Desarrollar con SoftOS: cuando la IA necesita barandas, specs y evidencia
PLG EdTech Lab · Field Notes

Desarrollar con SoftOS: cuando la IA necesita barandas

Una bitácora honesta sobre specs, agentes, OpenAPI, Laravel y gates verificables. Porque construir con IA puede acelerar mucho el proceso, sí. Pero sin evidencia, la velocidad también puede acelerar el incendio.

SoftOS Spec-driven development Agentes IA OpenAPI Calidad verificable

De velocidad improvisada a entrega gobernada

El problema no era escribir código. Era poder confiar en lo que se estaba entregando.

Durante varias semanas trabajamos en un workspace SoftOS real en PLG: Laravel, ChatGPT Actions, OAuth, facade Auto, OpenAPI publicado en staging, submódulos, gates y evidencia para beta.

No era un demo bonito. Era producto vivo. De esos donde cada cambio puede arreglar algo, romper otra cosa o dejar una sorpresa escondida para el viernes a las 5:47 p.m.

Antes

  • Agentes rápidos, pero con riesgo de tocar superficies equivocadas.
  • Contratos OpenAPI con posibilidad de duplicarse o quedar desactualizados.
  • Pruebas ejecutadas en entornos que no siempre reflejaban el runtime real.
  • Un “listo” que podía significar muchas cosas distintas.

Después

  • Specs como fuente de verdad para humanos y agentes.
  • Targets claros para definir qué se puede tocar y qué no.
  • Tests, gates y evidencia como cierre obligatorio del slice.
  • Un sistema más gobernable para construir EdTech con IA sin jugar a la ruleta.

SoftOS, en una frase útil: un sistema operativo de entrega.

SoftOS trata el repositorio como algo más que una carpeta con código. Lo entiende como un sistema de entrega donde la intención, la implementación, la verificación y la evidencia tienen lugares separados.

La intención vive en specs/**. El estado operativo vive en .flow/**. El código vive en los repos de implementación. Y la calidad no se presume: se verifica con comandos, tests, contratos y evidencia.

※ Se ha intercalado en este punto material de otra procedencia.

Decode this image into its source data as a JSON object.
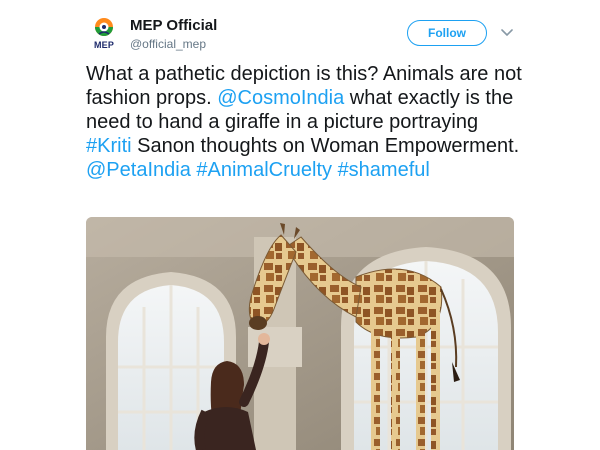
{
  "author": {
    "name": "MEP Official",
    "handle": "@official_mep",
    "avatar_text": "MEP"
  },
  "actions": {
    "follow_label": "Follow",
    "menu_icon": "chevron-down-icon"
  },
  "tweet": {
    "t1": "What a pathetic depiction is this? Animals are not fashion props. ",
    "mention_cosmo": "@CosmoIndia",
    "t2": " what exactly is the need to hand a giraffe in a picture portraying ",
    "hashtag_kriti": "#Kriti",
    "t3": " Sanon thoughts on Woman Empowerment.",
    "mention_peta": "@PetaIndia",
    "hashtag_animalcruelty": "#AnimalCruelty",
    "hashtag_shameful": "#shameful"
  },
  "colors": {
    "link": "#1da1f2",
    "text": "#14171a",
    "secondary": "#657786"
  }
}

No es “documentación bonita con CI”. Es contrato antes de código. Es permiso de edición por targets. Es cerrar cada slice con pruebas. Es obligar al sistema a responder una pregunta incómoda: ¿esto está listo o solo parece listo?

La tesis del post

Más velocidad no sirve de mucho si nadie puede verificar qué se rompió, qué se respetó y qué quedó realmente listo.

El escenario: varios repos, un GPT y cero paciencia para errores silenciosos.

Nuestro contexto mezclaba un root plg-dev-env, un backend Laravel en lms-backend, frontends legacy, V2 Hub, rutas de Actions, facade Auto, OpenAPI público y un GPT conectado por Actions.

El trabajo no era crear un endpoint suelto. Era sostener un programa completo: OAuth, borradores, aprobación antes de publicar, compatibilidad con rutas existentes y reglas claras para evitar efectos secundarios.

En otras palabras: el escenario perfecto para que un “hagamos un PR rápido” termine convertido en una novela rusa con logs.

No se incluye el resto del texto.